DY: We have a new coaching staff. The scheme is pretty much a pro-style offense. I’m really excited to play in this offense. I’m an actual receiver now. Last year, I was used as more of a hybrid player. I was used both as a running back and receiver last year. This year, I’ll be focused on playing receiver in a pro-style offense. We’re expanding the route tree. We only had two Spring practices so I can’t tell you too much about the new offense just yet. In my opinion, it’s an offense that suits me. It’s the offense I need to be playing in if I have hopes of making it to the next level.

JM: That’s great news for you. You must be excited to focus solely on playing your natural position this coming season.

DY: I’m excited to make the full-time transition back to what I know best. I played receiver in high school. We ran a pro-style offense during my freshmen year here at Lenoir-Rhyne. I was already used to it but then I started to play that hybrid role for the past two seasons. It’s definitely something that I have to get used to again. I’m not expecting it to be a tough transition though. It’s what I know best. I’ve been running routes all throughout this quarantine. I have an opportunity now to really focus on route running. There wasn’t as much detail put into that while I was playing the hybrid role. It’s an exciting time for me. I get to go back to reading coverages and winning match-ups on the outside.

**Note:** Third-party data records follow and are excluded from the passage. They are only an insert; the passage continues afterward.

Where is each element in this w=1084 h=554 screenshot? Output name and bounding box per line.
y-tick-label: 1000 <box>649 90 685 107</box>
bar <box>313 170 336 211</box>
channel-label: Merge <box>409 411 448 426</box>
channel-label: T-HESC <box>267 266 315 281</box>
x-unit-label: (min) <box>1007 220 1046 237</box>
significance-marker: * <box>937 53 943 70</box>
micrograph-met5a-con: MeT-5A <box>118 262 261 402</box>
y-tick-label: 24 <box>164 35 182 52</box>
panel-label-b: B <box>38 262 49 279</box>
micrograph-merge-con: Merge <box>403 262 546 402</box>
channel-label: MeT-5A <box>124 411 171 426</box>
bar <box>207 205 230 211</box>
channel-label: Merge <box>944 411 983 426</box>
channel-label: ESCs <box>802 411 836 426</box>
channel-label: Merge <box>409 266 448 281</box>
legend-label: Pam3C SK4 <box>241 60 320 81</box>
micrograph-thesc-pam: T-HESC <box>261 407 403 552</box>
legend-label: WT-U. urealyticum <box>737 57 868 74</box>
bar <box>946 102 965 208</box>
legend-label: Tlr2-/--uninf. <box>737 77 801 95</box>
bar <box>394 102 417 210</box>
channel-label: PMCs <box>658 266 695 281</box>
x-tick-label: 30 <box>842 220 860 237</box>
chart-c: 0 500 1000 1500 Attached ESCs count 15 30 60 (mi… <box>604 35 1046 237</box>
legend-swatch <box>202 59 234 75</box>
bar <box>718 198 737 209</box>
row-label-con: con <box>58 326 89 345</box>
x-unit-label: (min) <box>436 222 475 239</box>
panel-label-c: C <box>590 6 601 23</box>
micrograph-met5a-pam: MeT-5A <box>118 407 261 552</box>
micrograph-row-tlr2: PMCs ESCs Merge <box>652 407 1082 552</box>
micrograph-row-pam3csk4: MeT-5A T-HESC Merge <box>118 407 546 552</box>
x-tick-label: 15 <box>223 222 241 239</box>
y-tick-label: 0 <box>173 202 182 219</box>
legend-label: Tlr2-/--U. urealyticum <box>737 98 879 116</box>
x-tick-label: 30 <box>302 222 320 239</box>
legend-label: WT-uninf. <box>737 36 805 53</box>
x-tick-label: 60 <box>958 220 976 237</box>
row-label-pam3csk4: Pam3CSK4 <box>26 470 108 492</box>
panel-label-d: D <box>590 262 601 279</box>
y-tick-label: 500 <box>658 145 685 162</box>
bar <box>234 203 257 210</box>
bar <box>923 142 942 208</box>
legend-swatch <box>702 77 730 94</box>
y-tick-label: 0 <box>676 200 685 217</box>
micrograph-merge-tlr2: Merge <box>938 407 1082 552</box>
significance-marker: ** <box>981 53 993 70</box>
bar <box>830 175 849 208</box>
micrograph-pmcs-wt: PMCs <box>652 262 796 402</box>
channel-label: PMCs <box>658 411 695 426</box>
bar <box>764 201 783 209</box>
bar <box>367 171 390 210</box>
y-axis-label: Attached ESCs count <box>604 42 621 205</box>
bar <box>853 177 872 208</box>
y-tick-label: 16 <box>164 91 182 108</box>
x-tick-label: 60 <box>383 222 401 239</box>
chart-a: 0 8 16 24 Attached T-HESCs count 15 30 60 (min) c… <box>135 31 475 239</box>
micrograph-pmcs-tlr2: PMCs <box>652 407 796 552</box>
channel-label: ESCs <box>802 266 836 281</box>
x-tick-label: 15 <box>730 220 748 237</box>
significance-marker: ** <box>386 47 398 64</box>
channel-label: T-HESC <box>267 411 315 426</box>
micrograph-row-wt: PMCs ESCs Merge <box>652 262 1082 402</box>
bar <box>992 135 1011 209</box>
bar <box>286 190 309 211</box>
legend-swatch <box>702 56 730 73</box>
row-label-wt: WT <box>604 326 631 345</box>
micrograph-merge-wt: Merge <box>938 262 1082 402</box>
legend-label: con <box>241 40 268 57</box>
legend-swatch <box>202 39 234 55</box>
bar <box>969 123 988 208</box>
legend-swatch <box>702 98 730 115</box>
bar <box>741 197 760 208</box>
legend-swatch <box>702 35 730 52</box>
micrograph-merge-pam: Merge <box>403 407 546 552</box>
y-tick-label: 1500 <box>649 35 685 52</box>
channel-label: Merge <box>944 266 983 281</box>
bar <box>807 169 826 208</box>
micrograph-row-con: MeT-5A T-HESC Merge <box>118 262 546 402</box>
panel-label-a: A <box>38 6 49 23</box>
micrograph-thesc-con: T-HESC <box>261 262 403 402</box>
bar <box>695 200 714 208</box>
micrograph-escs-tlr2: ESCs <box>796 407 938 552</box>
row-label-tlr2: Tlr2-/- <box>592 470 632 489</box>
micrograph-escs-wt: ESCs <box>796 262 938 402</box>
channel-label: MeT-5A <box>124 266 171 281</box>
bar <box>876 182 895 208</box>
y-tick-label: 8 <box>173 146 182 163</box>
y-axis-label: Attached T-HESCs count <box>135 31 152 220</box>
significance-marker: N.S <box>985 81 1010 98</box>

JM: As you continue to chase your dreams, the term “small-school” will be brought up a lot as a negative. Dugger heard it, and you’ll hear it as well. How do you plan on responding?

DY: It’s just a chip that I have on my shoulder. I feel like I’m talented enough to play at the next level. I’m not going to lie to you, I doubted myself when I first came to Lenoir-Rhyne. My dream was to play football at a D-I school. Nobody really dreams of going to a D-II school. Seeing Dugger’s work ethic and watching him get drafted boosted my confidence. I started to believe in myself all over again. I believe I can be the next player to make it to the league from Lenoir-Rhyne. When people ask me what I school I go to, I say Lenoir-Rhyne with pride in my voice. If people don’t really know football, they might ask me where that is. I don’t let it bother me. I know that I’m a hard worker and I know that I have an opportunity to make it to the next level.

JM: I love the honesty and raw emotion you displayed in that answer. I’m going to end things on that note. I’ve really appreciated your time today, Dareke. In closing, what can Lenoir-Rhyne fans expect from Dareke Young this coming season?

DY: I’m not a really a “me” type of player, but I have a few goals for myself. I would love to break the receptions record in a single season. I want to lead my team to a third consecutive championship. I also want to lead us to the National Championship on December 19th.